Tri-State Tornado, 1925: tornado cut 219 mile path through Missour, Indiana, and Illinois, killing 625 persons, injuring 2000 more, and destroying 15,000 homes.
Great Mississippi flood, 1927: From Illinois to Louisiana, the Mississippi overflowed levees, flooding nearly 25,000 square miles, destroying or damaging homes of 931,000 people, and causing $1 billion (1927 dollars) in damages.
New England Hurricane, 1938: A catagory 5 hurricane, destroyed 57,000 homes and killed between 682 and 800 people, and caused $306 million damages ($4.7 billion in 2012 dollars)
Third, the notion that the national government should be the first and most important disaster agency is misplaced. FEMA has its role to play. Regional planning and preparation for disaster has to involve the national government. Federal properties, interstate rivers, and the outer coast are federal responsibilities. National money might have to be provided should disasters be sufficiently destructive.
But our governmental system relies primarily upon local and state governments and private organizations to prepare for, cope with, and clean up after disasters, and repair and rebuild our cities, towns, and rural areas. When these governments and elected officials do their jobs, as they have done in preparation for Storm Sandy, loss of life and destruction of property are minimized, the civic order is maintained, and civil society is able to help itself. When private organizations work as they should, such as the Red Cross, private hospitals, volunteer rescue and fire departments, the community infrastructure holds. People are scared, but their pull themselves together and do not panic.

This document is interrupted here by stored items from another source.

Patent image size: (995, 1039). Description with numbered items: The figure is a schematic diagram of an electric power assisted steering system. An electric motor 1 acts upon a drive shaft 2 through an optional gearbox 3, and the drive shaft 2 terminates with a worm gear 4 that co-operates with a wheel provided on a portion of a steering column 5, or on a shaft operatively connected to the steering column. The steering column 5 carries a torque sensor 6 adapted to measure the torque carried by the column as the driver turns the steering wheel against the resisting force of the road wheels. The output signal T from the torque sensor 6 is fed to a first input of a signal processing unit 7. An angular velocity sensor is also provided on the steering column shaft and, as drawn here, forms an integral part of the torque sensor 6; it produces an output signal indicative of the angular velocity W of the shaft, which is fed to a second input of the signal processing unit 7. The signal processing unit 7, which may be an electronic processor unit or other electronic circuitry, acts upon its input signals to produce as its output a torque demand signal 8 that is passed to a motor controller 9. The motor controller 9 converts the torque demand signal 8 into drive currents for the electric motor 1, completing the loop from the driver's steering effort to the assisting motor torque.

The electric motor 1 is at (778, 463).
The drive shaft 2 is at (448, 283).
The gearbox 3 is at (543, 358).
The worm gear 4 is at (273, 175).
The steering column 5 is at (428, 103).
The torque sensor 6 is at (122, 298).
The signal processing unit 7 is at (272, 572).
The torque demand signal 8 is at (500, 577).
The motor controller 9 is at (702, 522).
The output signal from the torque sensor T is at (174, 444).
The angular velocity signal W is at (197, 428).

To make disaster preparation and protection and rebuilding a national responsibility would be a disaster in itself. Ask yourself, should a parallel organization of first responders, employed by the government, be established, to work along side local and state police, fire, safety, etc. departments? Or should local and state responders be nationalized? Should the federal government have huge fleets of trucks and repair crews standing at the ready all around the country to rush in and help local communities in a disaster? Should the National Guard be replaced by this federal fleet and its personnel? Do we want huge bureaucracies, headquartered in Washington, D.C., responsible for planning, preparation, and protection of local communities? Imagine the difficulty of their knowing what is going on in a disaster in your neighborhood. Do we want the pay the hundreds of billions of dollars for such nationalization of local disaster relief, when local and state governments are already organized to do the job? As rebuilding requires local input, planning, and decisions by the affected citizens themselves, do you want decisions relocated to Washington, D.C.?
Hurricane Katrina's rampage in New Orleans is not an object lesson that we should nationalize disaster planning and preparation and clean up. The failures in New Orleans were - contrary to the political interpretation offered by news media at the time -, nearly all, failures of local officials, especially the mayor and the governor, from diverting levee and dam funds for other uses, from not planning evacuations, and not availing themselves of the supplies prepositioned by FEMA. Had they done their jobs, much of the human damage would have been minimized.